À cette heure-ci, Élodie devrait être en cours, comme l'indiquait sa vieille montre au bracelet de cuir rouge usé. Et pour une fois, elle aurait bien aimé être assise à sa table, en histoire-géographie. Il était environ huit heures et demie, et elle marchait depuis une demie-heure, peut-être plus. Les cailloux crissaient sous ses baskets, les sapins se succédaient, devant elle, couvrant le ciel de leurs sombres branches. L'adolescente avait encore mal à la tête, sa nausée n'avait toujours pas cessé, et ses pieds lui criaient de s'arrêter. Mais elle ne s'arrêtait pas. Elle suivait son chemin avec obstination, en direction d'une des petites villes qui bordaient les montagnes, pour trouver de quoi manger. Elle était obstinément déprimée.

Alors, pour se rassurer, elle se répétait, de temps en temps : « On finira bien par s'apercevoir que je ne suis pas là, que j'ai disparu, on finira bien par me chercher. », mais elle n'y croyait pas. Elle avait l'impression qu'elle allait continuer d'errer ainsi, pendant une éternité, incapable de trouver une fin à son périple. Sa situation lui paraissait maintenant presque normale, comme si les choses devaient aller ainsi. Elle n'avait plus la force de les affronter, alors elles les subissaient. Elle attendait tout simplement que cela cesse.
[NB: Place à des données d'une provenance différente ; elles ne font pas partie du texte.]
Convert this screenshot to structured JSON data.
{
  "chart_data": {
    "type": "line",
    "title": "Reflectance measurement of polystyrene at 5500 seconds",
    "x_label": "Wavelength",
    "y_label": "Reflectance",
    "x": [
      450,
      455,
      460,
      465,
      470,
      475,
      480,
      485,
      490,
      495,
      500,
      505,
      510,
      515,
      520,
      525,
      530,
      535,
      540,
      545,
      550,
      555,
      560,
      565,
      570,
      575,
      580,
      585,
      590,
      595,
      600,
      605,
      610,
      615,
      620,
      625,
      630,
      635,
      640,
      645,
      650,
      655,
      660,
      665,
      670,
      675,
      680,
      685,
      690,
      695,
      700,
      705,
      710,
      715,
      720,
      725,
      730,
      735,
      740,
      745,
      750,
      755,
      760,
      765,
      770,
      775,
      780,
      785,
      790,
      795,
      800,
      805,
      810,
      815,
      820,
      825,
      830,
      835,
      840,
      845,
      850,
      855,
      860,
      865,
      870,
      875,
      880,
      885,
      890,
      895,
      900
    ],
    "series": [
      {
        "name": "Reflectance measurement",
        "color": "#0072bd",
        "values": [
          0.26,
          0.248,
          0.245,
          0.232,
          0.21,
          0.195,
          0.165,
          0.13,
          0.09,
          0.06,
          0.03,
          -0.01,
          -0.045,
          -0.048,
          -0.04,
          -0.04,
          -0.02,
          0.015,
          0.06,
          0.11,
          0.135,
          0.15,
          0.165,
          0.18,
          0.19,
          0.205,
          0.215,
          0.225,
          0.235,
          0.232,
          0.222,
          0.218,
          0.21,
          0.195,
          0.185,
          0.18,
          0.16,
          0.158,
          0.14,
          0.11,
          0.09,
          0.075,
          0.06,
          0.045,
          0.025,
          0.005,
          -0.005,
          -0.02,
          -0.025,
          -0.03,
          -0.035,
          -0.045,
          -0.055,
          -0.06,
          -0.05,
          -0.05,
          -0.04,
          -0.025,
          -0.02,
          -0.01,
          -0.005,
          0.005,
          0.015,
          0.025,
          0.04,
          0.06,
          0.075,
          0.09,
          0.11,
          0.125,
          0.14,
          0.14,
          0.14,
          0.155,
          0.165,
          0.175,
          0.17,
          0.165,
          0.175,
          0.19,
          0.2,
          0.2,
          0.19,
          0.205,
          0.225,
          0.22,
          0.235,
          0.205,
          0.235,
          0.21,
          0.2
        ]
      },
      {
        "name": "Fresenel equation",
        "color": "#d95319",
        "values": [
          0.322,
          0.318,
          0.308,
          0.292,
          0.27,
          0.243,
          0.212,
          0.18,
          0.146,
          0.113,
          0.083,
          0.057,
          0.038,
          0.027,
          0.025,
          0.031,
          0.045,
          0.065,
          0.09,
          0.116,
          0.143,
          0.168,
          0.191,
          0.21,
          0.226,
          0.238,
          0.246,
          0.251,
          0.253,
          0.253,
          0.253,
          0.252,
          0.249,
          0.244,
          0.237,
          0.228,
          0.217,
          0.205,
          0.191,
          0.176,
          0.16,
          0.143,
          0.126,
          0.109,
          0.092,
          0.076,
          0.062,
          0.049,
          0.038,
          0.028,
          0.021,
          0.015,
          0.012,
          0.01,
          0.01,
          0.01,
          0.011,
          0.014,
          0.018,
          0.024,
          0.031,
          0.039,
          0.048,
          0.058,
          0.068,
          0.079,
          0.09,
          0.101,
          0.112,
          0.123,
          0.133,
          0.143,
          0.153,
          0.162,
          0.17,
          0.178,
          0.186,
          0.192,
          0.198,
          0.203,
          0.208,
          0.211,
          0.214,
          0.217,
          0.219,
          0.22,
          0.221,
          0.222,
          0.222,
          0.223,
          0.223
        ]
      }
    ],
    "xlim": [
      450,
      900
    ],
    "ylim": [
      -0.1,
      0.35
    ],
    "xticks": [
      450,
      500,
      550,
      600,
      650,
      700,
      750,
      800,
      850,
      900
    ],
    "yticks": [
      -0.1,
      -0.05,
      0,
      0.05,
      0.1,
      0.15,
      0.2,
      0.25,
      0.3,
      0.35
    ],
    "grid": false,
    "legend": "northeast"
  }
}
Bien sûr, ce qui lui arrivait n'était pas de sa faute (ou tout du moins pas entièrement de sa faute), mais elle ne pouvait pas s'empêcher de s'en vouloir. La veille au matin, elle s'était disputée avec Liam, un de ses meilleurs amis, et elle ne lui avait pas envoyé de message pour s'excuser, l'après-midi venu (ils n'avaient cours que le matin, le mercredi). À vrai dire, fidèle à elle-même, elle attendait que ce fût Liam qui s'excusât. Mais maintenant qu'elle n'avait aucun moyen de communication, maintenant qu'elle n'était pas sûre de le revoir, elle s'en voulait qu'une si belle amitié se termine si brutalement et de manière si bête.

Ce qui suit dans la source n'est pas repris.